On a donc consacré des sommes bien plus considérables à d'autres causes. Question de choix politiques, et ces choix sont assumés.   

Pour la Fédération Hospitalière de France, en revanche, ce plan d'urgence est bien considérable et historique, "car c'est de l'argent en plus, de la visibilité sur trois ans. Après 15 années de tour de vis, c'est une réelle inflexion", dit son président Frédéric Valletoux.    

Mais attention accrochez vous, il y a un tour de passe passe.   
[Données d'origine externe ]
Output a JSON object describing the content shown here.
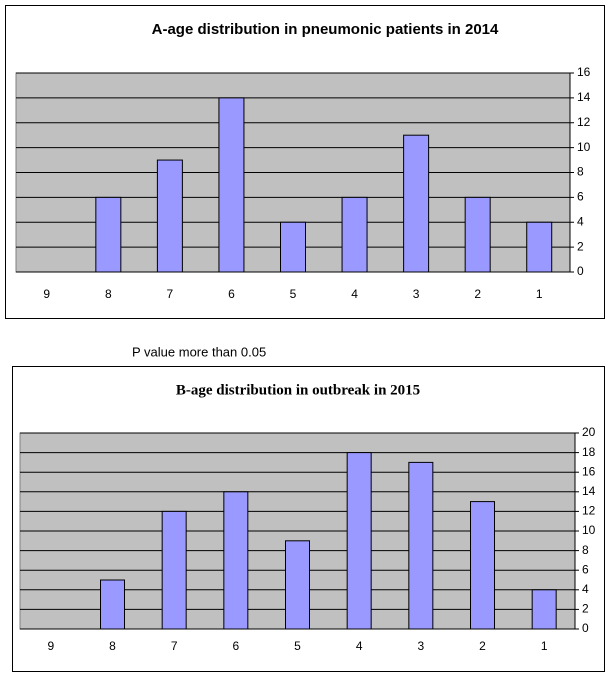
{
  "caption": "P value more than 0.05",
  "chart_data": [
    {
      "type": "bar",
      "title": "A-age distribution in pneumonic patients in 2014",
      "categories": [
        "9",
        "8",
        "7",
        "6",
        "5",
        "4",
        "3",
        "2",
        "1"
      ],
      "values": [
        0,
        6,
        9,
        14,
        4,
        6,
        11,
        6,
        4
      ],
      "color": "#9999ff",
      "ylim": [
        0,
        16
      ],
      "yticks": [
        0,
        2,
        4,
        6,
        8,
        10,
        12,
        14,
        16
      ],
      "grid": true
    },
    {
      "type": "bar",
      "title": "B-age distribution in outbreak in 2015",
      "categories": [
        "9",
        "8",
        "7",
        "6",
        "5",
        "4",
        "3",
        "2",
        "1"
      ],
      "values": [
        0,
        5,
        12,
        14,
        9,
        18,
        17,
        13,
        4
      ],
      "color": "#9999ff",
      "ylim": [
        0,
        20
      ],
      "yticks": [
        0,
        2,
        4,
        6,
        8,
        10,
        12,
        14,
        16,
        18,
        20
      ],
      "grid": true
    }
  ]
}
Chaque année, l'Etat accorde des allègements de cotisations sociales aux entreprises, dans l'idée de favoriser la création d'emploi. C'est de l'argent en moins dans les caisses de la sécurité sociale, et légalement, l'Etat doit le compenser.   Il ne le fait jamais totalement, mais pour le projet de budget de la sécu de l'an prochain, le PLFSS 2020, on bat un record, l'Etat a décidé de ne pas compenser 3,9 milliards d'euros à la sécurité sociale. Je reprends le chiffre du rapport fait par le rapporteur du PLFSS à l'assemblée nationale, mais il n'est pas le même que celui que je trouve dans le rapport du sénat (et je n'ai pas encore eu le temps de savoir pourquoi).   

Selon le rapport du sénat, les mesures décidées par l'Etat et non compensées au budget de la sécurité sociale s'élèvent à 4.9 milliards d'euros en 2020
Selon le rapport du sénat, les mesures décidées par l'Etat et non compensées au budget de la sécurité sociale s'élèvent à 4.9 milliards d'euros en 2020 Crédits : Alain Joyandet, pour la commission des affaires sociales du Sénat

Autrement dit, ce que l'Etat donne d'une main aux hôpitaux, c'est une petite partie seulement de l'argent qu'il doit au budget de la sécurité sociale. Un peu comme si je devais 4000 euros à votre foyer, et que je vous semblais généreuse en octroyant 1000 euros à l'un de ses membres... C'est toujours mieux que rien, mais avouez que cette acrobatie budgétaire n'est peut être pas très visible, mais qu'elle doit être considérée.   

Marie Viennot  

NB : Je ne compte pas les 10 milliards de reprise de dette des hôpitaux (10 milliards sur 30) comme des dépenses pour l'Etat. Les hôpitaux qui vont voir leur dette reprise pour une partie vont retrouver des marges budgétaires, c'est indéniable. L'effet de cette mesure ne sera pas anodin.   

Combien cela va-t-il coûter à l'Etat ? Il y a le capital et les intérêts. Les intérêts c'est 300 millions d'euros par an, dit Bercy. Quand au capital, les 10 milliards, ils sont déjà comptés dans les 2300 milliards d'encours de dette publique actuelle. C'est tout l'intérêt de l'opération. Pour les hôpitaux, ces 10 milliards en moins vont compter, alors que leur reprise par l'Etat sera en partie "noyée" dans le total des dettes publiques.